When so few women* have bylines, what does it say about our culture that a reactionary (for the “scandalous, scandalizing, shocking, sexy, I’m gonna get killed,” perverse fun of it) like Caitlin Flanagan is the one anointed by two of the nation’s most prestigious intellectual publications to write about women’s issues? (Thanks to Xtian for the link.)
Forget my own politics. Never mind that what Flanagan calls her “big, multiple-book theory pieces” rely on broad generalization rather than analysis, or that, as with David Brooks’ facile Red State-Blue State duality, her professed empathy for and understanding of the plight of lower-income workers serve only to reinforce the disenfranchisement of the people whose causes she pretends to take up.**
Just think of Dorothy Parker — one of the first New Yorker writers, caricatured at right — for a second. Tell me that she wouldn’t have wanted to set fire to the magazine back in the 20’s if she’d had a preview of what would pass for intelligent commentary about women’s lives in the next century.

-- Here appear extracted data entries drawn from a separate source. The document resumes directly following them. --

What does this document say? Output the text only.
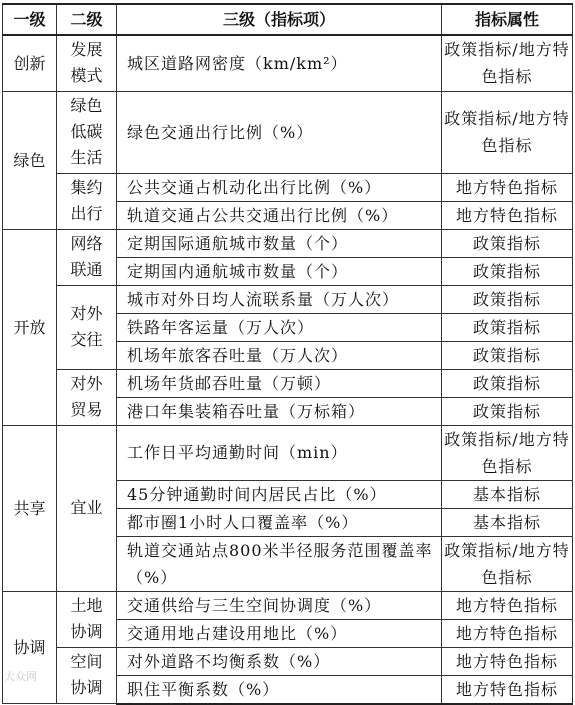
一级	二级	三级（指标项）	指标属性
创新	发展模式	城区道路网密度（km/km²）	政策指标/地方特色指标
绿色	绿色低碳生活	绿色交通出行比例（%）	政策指标/地方特色指标
	集约出行	公共交通占机动化出行比例（%）	地方特色指标
		轨道交通占公共交通出行比例（%）	地方特色指标
开放	网络联通	定期国际通航城市数量（个）	政策指标
		定期国内通航城市数量（个）	政策指标
	对外交往	城市对外日均人流联系量（万人次）	政策指标
		铁路年客运量（万人次）	政策指标
		机场年旅客吞吐量（万人次）	政策指标
	对外贸易	机场年货邮吞吐量（万顿）	政策指标
		港口年集装箱吞吐量（万标箱）	政策指标
共享	宜业	工作日平均通勤时间（min）	政策指标/地方特色指标
		45分钟通勤时间内居民占比（%）	基本指标
		都市圈1小时人口覆盖率（%）	基本指标
		轨道交通站点800米半径服务范围覆盖率（%）	政策指标/地方特色指标
协调	土地协调	交通供给与三生空间协调度（%）	地方特色指标
		交通用地占建设用地比（%）	地方特色指标
	空间协调	对外道路不均衡系数（%）	地方特色指标
		职住平衡系数（%）	地方特色指标
大众网
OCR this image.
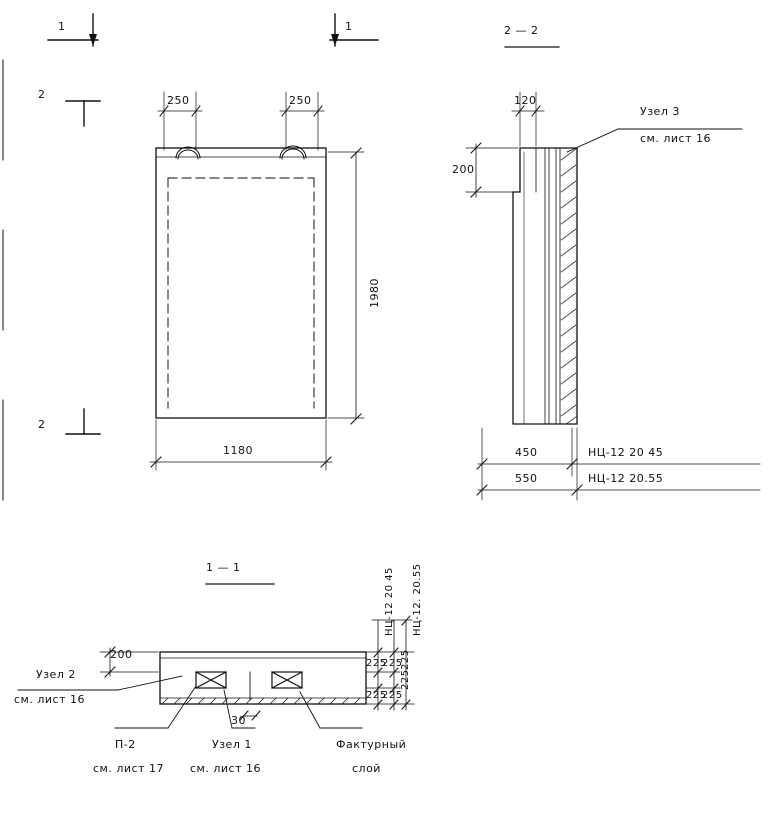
1	1
2
2
2 — 2
1 — 1
250	250
1980
1180
120
200
Узел 3
см. лист 16
450
550
НЦ-12 20 45
НЦ-12 20.55
200
30
225
225
225
225
225
225
НЦ-12 20 45 НЦ-12. 20.55
Узел 2
см. лист 16
П-2
см. лист 17
Узел 1
см. лист 16
Фактурный
слой
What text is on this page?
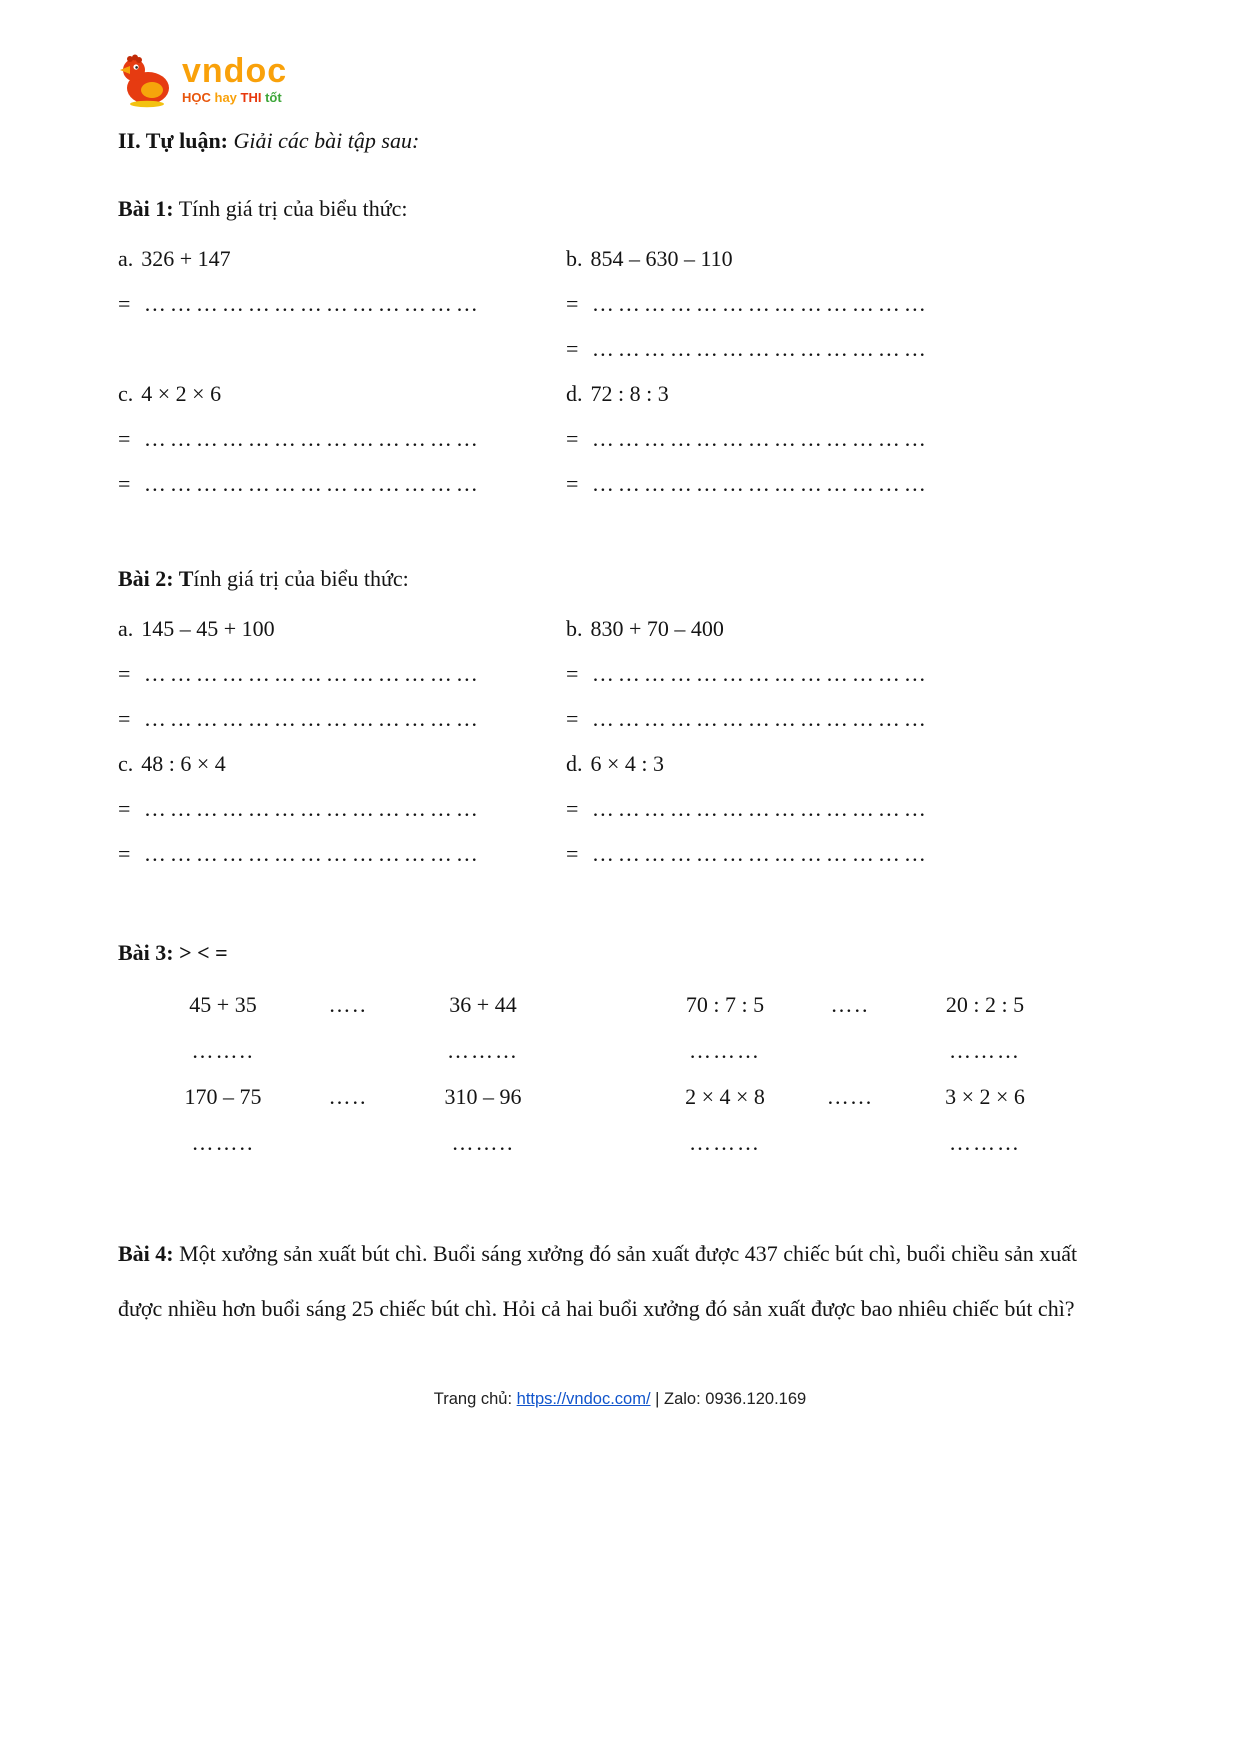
vndoc
HỌC hay THI tốt
II. Tự luận: Giải các bài tập sau:
Bài 1: Tính giá trị của biểu thức:
a. 326 + 147
= …………………………………
b. 854 – 630 – 110
= …………………………………
= …………………………………
c. 4 × 2 × 6
= …………………………………
= …………………………………
d. 72 : 8 : 3
= …………………………………
= …………………………………
Bài 2: Tính giá trị của biểu thức:
a. 145 – 45 + 100
= …………………………………
= …………………………………
b. 830 + 70 – 400
= …………………………………
= …………………………………
c. 48 : 6 × 4
= …………………………………
= …………………………………
d. 6 × 4 : 3
= …………………………………
= …………………………………
Bài 3: > < =
45 + 35	…..	36 + 44
……..	………
170 – 75	…..	310 – 96
……..	……..
70 : 7 : 5	…..	20 : 2 : 5
………	………
2 × 4 × 8	…...	3 × 2 × 6
………	………

Bài 4: Một xưởng sản xuất bút chì. Buổi sáng xưởng đó sản xuất được 437 chiếc bút chì, buổi chiều sản xuất được nhiều hơn buổi sáng 25 chiếc bút chì. Hỏi cả hai buổi xưởng đó sản xuất được bao nhiêu chiếc bút chì?

Trang chủ: https://vndoc.com/ | Zalo: 0936.120.169
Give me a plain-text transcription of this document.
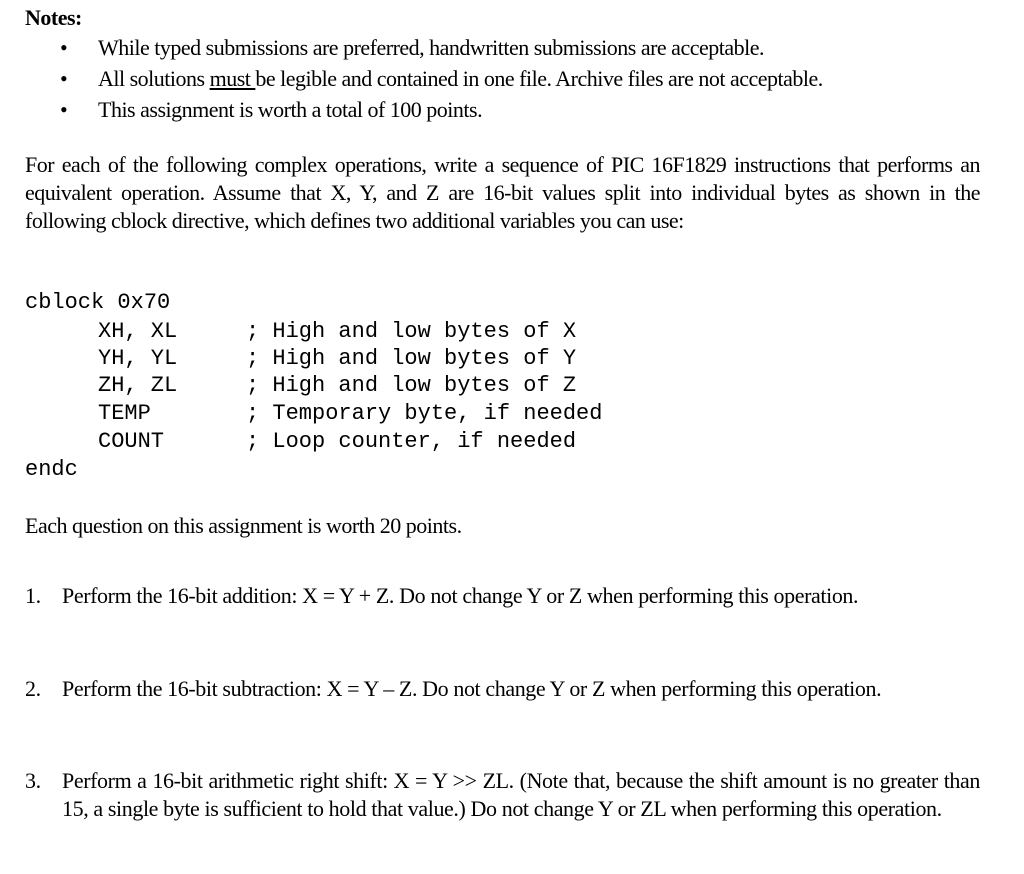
Notes:
• While typed submissions are preferred, handwritten submissions are acceptable.
• All solutions must be legible and contained in one file. Archive files are not acceptable.
• This assignment is worth a total of 100 points.
For each of the following complex operations, write a sequence of PIC 16F1829 instructions that performs an equivalent operation. Assume that X, Y, and Z are 16-bit values split into individual bytes as shown in the following cblock directive, which defines two additional variables you can use:
cblock 0x70

XH, XL	; High and low bytes of X

YH, YL	; High and low bytes of Y

ZH, ZL	; High and low bytes of Z

TEMP	; Temporary byte, if needed

COUNT	; Loop counter, if needed

endc
Each question on this assignment is worth 20 points.
1. Perform the 16-bit addition: X = Y + Z. Do not change Y or Z when performing this operation.
2. Perform the 16-bit subtraction: X = Y – Z. Do not change Y or Z when performing this operation.
3. Perform a 16-bit arithmetic right shift: X = Y >> ZL. (Note that, because the shift amount is no greater than 15, a single byte is sufficient to hold that value.) Do not change Y or ZL when performing this operation.
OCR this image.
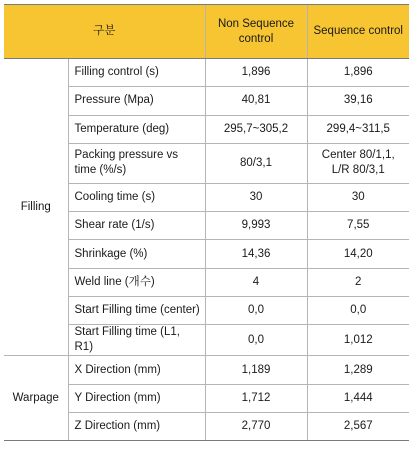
구분		Non Sequence control	Sequence control
Filling	Filling control (s)	1,896	1,896
	Pressure (Mpa)	40,81	39,16
	Temperature (deg)	295,7~305,2	299,4~311,5
	Packing pressure vs time (%/s)	80/3,1	Center 80/1,1, L/R 80/3,1
	Cooling time (s)	30	30
	Shear rate (1/s)	9,993	7,55
	Shrinkage (%)	14,36	14,20
	Weld line (개수)	4	2
	Start Filling time (center)	0,0	0,0
	Start Filling time (L1, R1)	0,0	1,012
Warpage	X Direction (mm)	1,189	1,289
	Y Direction (mm)	1,712	1,444
	Z Direction (mm)	2,770	2,567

* Thank you, Slate, for Dahlia Lithwick.
** Flanagan’s “reasoning” seems to go something like this:
Poor nannies! Hypocritical liberals! Of course I’ll just toss options like stepped-up social security tax enforcement or national child care out the window without examing them.
Because the answer is blindingly obvious: women should be fair to everyone by opting not to be employed! Also, they should fuck their husbands more!
Now I think I’ll go take an amusing stroll through the aisles of Wal-Mart, where I can satisfy all of my literary needs, and share a tinkling laugh with the employees who have such ample benefits.
But first, I’ll try to darn my husband’s socks — I need an anecdote for that cocktail party later, after all — before giving up and ordering thirteen pairs of the best cashmere from that little boutique in Beverly Hills. Like all Wal-Mart shoppers, we buy American.